I currently work as a conversion optimization specialist. What that means is I design/run/analyze feature experiments on web sites. The ultimate goal is usually centered around driving more, or larger, purchases. In working with other analysts, I’ve noticed a set of core skills that, when all are present, make the analyst one of my gotos and that have led me to some success at what I do.
Without Further Ado

Website: Github
 You’re gonna need to learn to code.
 Search for data, or statistics, or anything, and I bet you find sample code.

Book: Think Stats
 Learn a little Python, learn a little stats. A great primer on using the two together.
 Might want to cover the statistics reading I’ve outlined first.

Book: Head First Data Analysis
 Descriptive statistics
 Basic linear regression
 Establishing a “gut” for data

Book: Statistics in Plain English
 Descriptive statistics
 Statistical tests (Binomial and ttests at least)
 Confidence intervals
 Linear regression

Web Article: How Not to Run an A/B Test
 Experiment design
 Dipping your toes into power analysis

Book: The Flaw of Averages * Why the most prevalent descriptive statistic, the average, can be a terribly misleading golden hammer in search of a nail.

Free Online Class: Probability & Statistics, Carnegie Mellon
 Probability (including Bayes theorem)
 Statistics
 Exploratory data analysis

Textbook: A Second Course in Statistics: Regression Analysis (7th Edition)
 In depth treatment on linear regression.
 Tons of theory, but focused on learning to use statistical software to do the analysis.
 Best read after either taking a stats 101 class or learning more about classic statistical tests and how to use them correctly.
 Technology: R Studio * I have read several books on R, but none of them really helped me much. The best thing has been this program, as it’s made it simple to get data into R and viewable so I can focus on analyzing it.
Currently Reading
This is a selection of books that I’m currently reading and learning from, but may or may not have gotten any results from yet.

Textbook: Statistics: A Bayesian Perspective
 A very approachable introduction to Bayesian Stats. It is exceedingly less dense than some of the other material in this list.
 Also starts to get into multiply probability distributions, and is very helpful in visualizing them.

Textbook: Doing Bayesian Data Analysis
 Once you’re done with the previous book, this one builds on it quite nicely.
 Gets down to actually computing more advanced Bayesian statistics problems, including hypothesis tests.
 Also fairly approachable, but I wouldn’t recommend it to an absolute novice.

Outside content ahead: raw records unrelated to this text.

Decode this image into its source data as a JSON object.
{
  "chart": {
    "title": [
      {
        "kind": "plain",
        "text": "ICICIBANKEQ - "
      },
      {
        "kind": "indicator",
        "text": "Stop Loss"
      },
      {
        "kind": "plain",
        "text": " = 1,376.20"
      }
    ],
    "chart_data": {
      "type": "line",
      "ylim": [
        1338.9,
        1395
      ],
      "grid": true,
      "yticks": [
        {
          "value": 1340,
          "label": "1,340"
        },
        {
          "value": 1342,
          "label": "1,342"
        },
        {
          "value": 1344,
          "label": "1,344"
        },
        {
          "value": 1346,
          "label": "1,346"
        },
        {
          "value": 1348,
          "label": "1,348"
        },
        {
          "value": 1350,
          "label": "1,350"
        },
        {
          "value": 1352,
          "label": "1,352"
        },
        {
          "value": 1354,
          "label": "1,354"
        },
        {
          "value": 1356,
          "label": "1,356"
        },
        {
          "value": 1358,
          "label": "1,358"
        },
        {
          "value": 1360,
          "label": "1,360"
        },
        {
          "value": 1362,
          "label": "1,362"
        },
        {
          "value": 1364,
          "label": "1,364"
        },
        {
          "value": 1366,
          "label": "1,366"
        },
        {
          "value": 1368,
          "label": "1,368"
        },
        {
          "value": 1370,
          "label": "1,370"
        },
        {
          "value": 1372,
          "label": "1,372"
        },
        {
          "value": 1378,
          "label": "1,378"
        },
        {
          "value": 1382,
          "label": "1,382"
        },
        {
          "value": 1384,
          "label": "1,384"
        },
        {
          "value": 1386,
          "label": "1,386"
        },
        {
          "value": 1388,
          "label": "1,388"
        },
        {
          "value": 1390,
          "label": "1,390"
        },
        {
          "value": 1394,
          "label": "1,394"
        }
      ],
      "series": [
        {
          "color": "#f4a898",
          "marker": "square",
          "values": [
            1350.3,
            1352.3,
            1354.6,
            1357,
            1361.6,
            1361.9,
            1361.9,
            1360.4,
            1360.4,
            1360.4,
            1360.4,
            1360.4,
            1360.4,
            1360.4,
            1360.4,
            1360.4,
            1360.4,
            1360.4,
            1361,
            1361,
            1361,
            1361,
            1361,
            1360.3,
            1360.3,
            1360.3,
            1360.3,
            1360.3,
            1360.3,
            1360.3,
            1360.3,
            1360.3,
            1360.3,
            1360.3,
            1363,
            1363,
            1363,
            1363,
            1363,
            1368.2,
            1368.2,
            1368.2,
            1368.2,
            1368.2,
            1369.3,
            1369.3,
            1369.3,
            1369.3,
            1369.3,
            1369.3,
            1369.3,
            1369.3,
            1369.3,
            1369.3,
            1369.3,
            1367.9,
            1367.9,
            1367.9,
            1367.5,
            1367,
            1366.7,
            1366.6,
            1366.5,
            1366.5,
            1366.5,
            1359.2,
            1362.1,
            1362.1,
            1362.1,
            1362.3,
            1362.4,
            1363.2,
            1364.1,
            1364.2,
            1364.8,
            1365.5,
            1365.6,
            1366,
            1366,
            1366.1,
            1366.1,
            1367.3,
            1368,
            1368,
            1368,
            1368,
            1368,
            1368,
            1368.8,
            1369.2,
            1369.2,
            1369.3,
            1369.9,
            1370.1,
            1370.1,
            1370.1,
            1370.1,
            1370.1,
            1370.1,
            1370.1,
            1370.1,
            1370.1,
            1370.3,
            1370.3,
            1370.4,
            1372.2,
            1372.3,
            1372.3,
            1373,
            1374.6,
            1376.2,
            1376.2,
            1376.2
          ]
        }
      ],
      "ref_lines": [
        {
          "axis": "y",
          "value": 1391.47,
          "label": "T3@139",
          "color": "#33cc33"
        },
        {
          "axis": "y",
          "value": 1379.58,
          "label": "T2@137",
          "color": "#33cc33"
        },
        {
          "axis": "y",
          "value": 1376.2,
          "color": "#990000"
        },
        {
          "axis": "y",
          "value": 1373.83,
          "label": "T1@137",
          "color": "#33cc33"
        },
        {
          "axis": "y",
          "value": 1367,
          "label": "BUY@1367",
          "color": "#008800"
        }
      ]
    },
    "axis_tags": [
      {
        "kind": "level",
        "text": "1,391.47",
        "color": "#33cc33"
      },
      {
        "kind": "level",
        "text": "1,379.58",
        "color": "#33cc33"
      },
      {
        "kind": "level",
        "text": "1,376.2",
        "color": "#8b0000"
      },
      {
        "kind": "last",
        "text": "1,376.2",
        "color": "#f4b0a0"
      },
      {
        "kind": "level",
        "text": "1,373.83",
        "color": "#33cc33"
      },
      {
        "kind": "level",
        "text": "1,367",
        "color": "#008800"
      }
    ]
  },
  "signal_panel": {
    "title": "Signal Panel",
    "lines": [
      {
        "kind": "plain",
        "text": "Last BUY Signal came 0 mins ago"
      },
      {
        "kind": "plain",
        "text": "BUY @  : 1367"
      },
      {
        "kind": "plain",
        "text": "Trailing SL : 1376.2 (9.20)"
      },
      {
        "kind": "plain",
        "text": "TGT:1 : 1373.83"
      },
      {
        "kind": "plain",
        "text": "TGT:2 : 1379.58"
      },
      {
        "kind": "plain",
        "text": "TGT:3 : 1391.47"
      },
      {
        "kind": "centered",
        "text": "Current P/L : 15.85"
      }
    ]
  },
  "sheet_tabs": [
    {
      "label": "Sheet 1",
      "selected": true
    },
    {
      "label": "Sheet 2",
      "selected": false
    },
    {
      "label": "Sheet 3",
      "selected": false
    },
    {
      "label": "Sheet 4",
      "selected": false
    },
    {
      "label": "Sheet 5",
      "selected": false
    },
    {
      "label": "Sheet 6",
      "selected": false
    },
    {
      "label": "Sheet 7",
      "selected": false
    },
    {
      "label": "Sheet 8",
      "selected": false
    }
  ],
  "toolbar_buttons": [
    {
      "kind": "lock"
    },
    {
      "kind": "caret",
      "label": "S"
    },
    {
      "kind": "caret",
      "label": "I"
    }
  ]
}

Textbook: Introduction to Bayesian Statistics
 Very dense. Currently making my way through this bit by bit.
 Nice to use after hitting the first book, and great in parallel with “Doing Bayesian Data Analysis."
 More mathematically focused, but still starts from the basics, so it’s definitely a book that you can use to slowly build up to a more rigorous exploration of Bayesian Statistics.
(Note: This article and the opinions expressed are solely my own and do not represent those of my employer.)